Si, la musica senza DRM paga: gli utenti apprezzano, scelgono, comprano, hanno già promosso l’idea. A pochi giorni dalla messa in commercio dei primi brani senza Digital Right Management, infatti, i dati evidenziano l’ottimo trend iniziale dell’esperimento (che è in verità più un incipit che non una sperimentazione) ed il buon andamento sembra superare quelli che potrebbero essere numeri frutto di un semplice exploit dovuto alla curiosità.

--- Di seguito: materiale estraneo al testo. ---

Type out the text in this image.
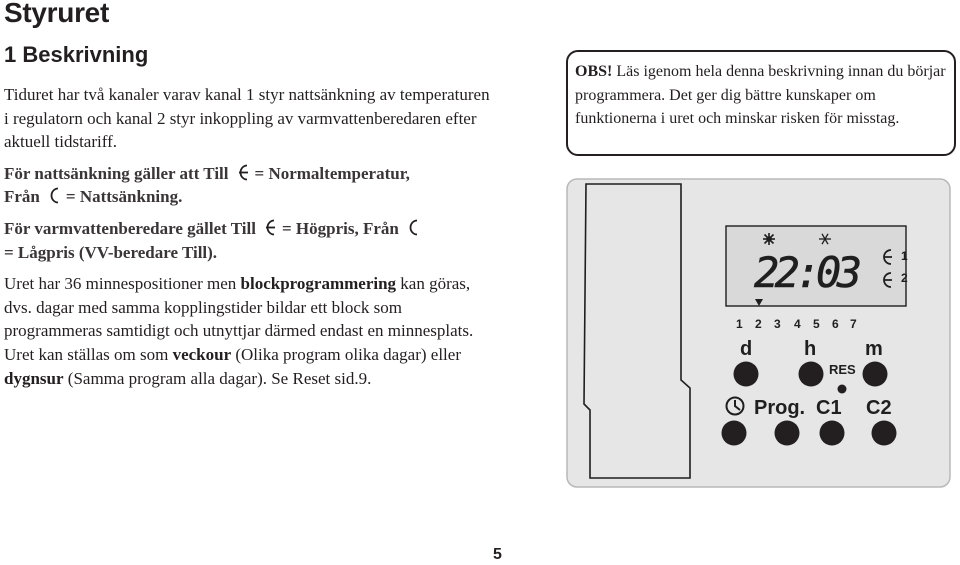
Styruret
1 Beskrivning

Tiduret har två kanaler varav kanal 1 styr nattsänkning av temperaturen i regulatorn och kanal 2 styr inkoppling av varmvattenberedaren efter aktuell tidstariff.

För nattsänkning gäller att Till = Normaltemperatur,
Från = Nattsänkning.

För varmvattenberedare gället Till = Högpris, Från
= Lågpris (VV-beredare Till).

Uret har 36 minnespositioner men blockprogrammering kan göras, dvs. dagar med samma kopplingstider bildar ett block som programmeras samtidigt och utnyttjar därmed endast en minnesplats. Uret kan ställas om som veckour (Olika program olika dagar) eller dygnsur (Samma program alla dagar). Se Reset sid.9.

OBS! Läs igenom hela denna beskrivning innan du börjar programmera. Det ger dig bättre kunskaper om funktionerna i uret och minskar risken för misstag.
22:03	1
2
1 2 3 4 5 6 7
d	h m
RES
Prog. C1 C2
5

EMI ci ha creduto, Apple ci ha scommesso, Microsoft si è promessa ed Amazon sta già arrivando: i brani sono venduti con qualità maggiore rispetto ai tradizionali MP3 (o AAC) ed a essere maggiorato è anche il prezzo. Minori, invece, le limitazioni per gli utenti che hanno la possibilità di riprodurre i file su tutti i lettori in grado di leggerne l’estensione (e l’appellativo “player MP3” è ormai un nome comune, più che una descrizione).
«Dark Side of the Moon», Pink Floyd: il brano ha venduto fino al 300% in più in versione DRM-free rispetto alla pratica precedente. «A Rush Of Blood To The Head» dei Coldplay ha registrato invece un +115%. I dati provengono da The Inquirer, testata che riprende alcune fonti per citare numeri provenienti direttamente da EMI Music (per voce del vicepresidente Lauren Berkowitz). «Come Away With Me», Norah Jones, sale del 24% ed è questo il numero più risicato tra tutti i vessilli di vittoria sollevati in queste ore.
I distributori musicali pronti a vendere musica priva di DRM si moltiplicano e quella di iTunes sembra essere stata solo una anteprima di quel che sta per accadere. Le major pronte ad allinearsi ci sono. Nel momento in cui il mercato della musica digitale perpetra il proprio trend in discesa, la musica DRM-free sembra essere dunque la soluzione che il mercato cercava. I primi numeri, se non altro, confermano la cosa.